TV giving bad information about seizures

When your favourite hospital drama star is treating a patient who’s having seizures, you might want to pay more attention to what’s revealed about the doctor’s personal life than what he or she is actually doing.

When your favourite hospital drama star is treating a patient who’s having seizures, you might want to pay more attention to what’s revealed about the doctor’s personal life than what he or she is actually doing.

It turns out that popular medical dramas don’t always portray medical treatment accurately. A new study found that seizure care in particular was depicted appropriately less than half the time on major fictional medical shows.

“People who are watching these television shows and don’t know how to respond might get the false impression of how to provide first aid, and, when they’re trying to help someone having a seizure, actually do some harm to them by stuff they learned on television,” said researcher Andrew Moeller of Dalhousie University in Halifax, Nova Scotia.

The study looked at the depiction of seizure care for all episodes of Grey’s Anatomy, House, M.D., and Private Practice, and the last five seasons of ER. The research will be presented at the American Academy of Neurology’s annual meeting in Toronto, Ontario, in April.

In nearly 46 per cent of seizure cases, characters on these shows delivered inappropriate treatments such as holding the person down, trying to stop involuntary movements or putting something in the person’s mouth, the study said. The shows did show proper treatment about 29 per cent of the time, and in the remaining 25 per cent of the time, the accuracy of the portrayal couldn’t be determined.
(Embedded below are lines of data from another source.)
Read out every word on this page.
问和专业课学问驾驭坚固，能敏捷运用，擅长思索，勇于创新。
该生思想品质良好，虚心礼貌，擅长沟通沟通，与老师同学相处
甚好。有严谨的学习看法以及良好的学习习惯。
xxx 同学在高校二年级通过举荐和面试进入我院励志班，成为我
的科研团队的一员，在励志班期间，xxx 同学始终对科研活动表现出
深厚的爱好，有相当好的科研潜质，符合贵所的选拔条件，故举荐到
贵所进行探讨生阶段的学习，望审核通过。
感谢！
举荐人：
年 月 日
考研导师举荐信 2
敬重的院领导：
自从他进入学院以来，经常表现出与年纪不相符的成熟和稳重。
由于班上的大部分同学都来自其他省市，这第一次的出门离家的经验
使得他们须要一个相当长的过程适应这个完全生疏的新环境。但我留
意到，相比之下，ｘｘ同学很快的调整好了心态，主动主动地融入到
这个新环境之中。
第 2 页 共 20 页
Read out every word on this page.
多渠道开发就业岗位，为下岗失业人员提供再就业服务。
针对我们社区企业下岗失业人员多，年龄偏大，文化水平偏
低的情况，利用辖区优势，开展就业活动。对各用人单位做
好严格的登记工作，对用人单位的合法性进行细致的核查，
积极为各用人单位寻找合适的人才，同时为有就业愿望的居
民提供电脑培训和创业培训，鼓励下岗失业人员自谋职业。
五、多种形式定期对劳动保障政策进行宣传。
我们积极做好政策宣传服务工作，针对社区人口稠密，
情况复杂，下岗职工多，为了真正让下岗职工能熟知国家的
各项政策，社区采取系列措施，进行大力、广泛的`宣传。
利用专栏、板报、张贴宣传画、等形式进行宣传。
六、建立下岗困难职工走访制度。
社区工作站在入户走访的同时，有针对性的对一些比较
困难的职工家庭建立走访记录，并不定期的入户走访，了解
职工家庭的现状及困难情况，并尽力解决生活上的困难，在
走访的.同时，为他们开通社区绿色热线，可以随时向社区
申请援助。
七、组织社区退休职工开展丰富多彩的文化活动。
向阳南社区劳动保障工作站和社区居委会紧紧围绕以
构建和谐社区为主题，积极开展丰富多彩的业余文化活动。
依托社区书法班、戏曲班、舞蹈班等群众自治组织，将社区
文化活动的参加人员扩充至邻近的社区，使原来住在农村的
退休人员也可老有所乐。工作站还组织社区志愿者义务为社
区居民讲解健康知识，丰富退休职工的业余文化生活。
Proper care for seizing patients is to clear the area of dangerous objects, put something soft under the head, rotate them onto their side, make sure they don’t hurt themselves while convulsing, and provide support by just being with them until they return to consciousness, Moeller said. Do not stick something in the patient’s mouth, he said.

First aid for seizures was provided by “nurses” or “doctors” in nearly all of the televised cases, he said. Viewers may be more likely to believe that the kind of treatment they’re seeing is real if doctors, rather than nonmedical characters, are performing it, he said.

The researchers have not yet broken down which shows were better or worse at depicting seizure first aid, he said.

The findings are not surprising to Dr. Lisa Sanders, technical adviser to House, M.D. and author of Every Patient Tells a Story. Her New York Times Magazine column was one of the inspirations for the show.

“It’s clear to anybody who watches ‘House’ and has ever been in a hospital that ‘House’ is not a close representation of the truth,” she said.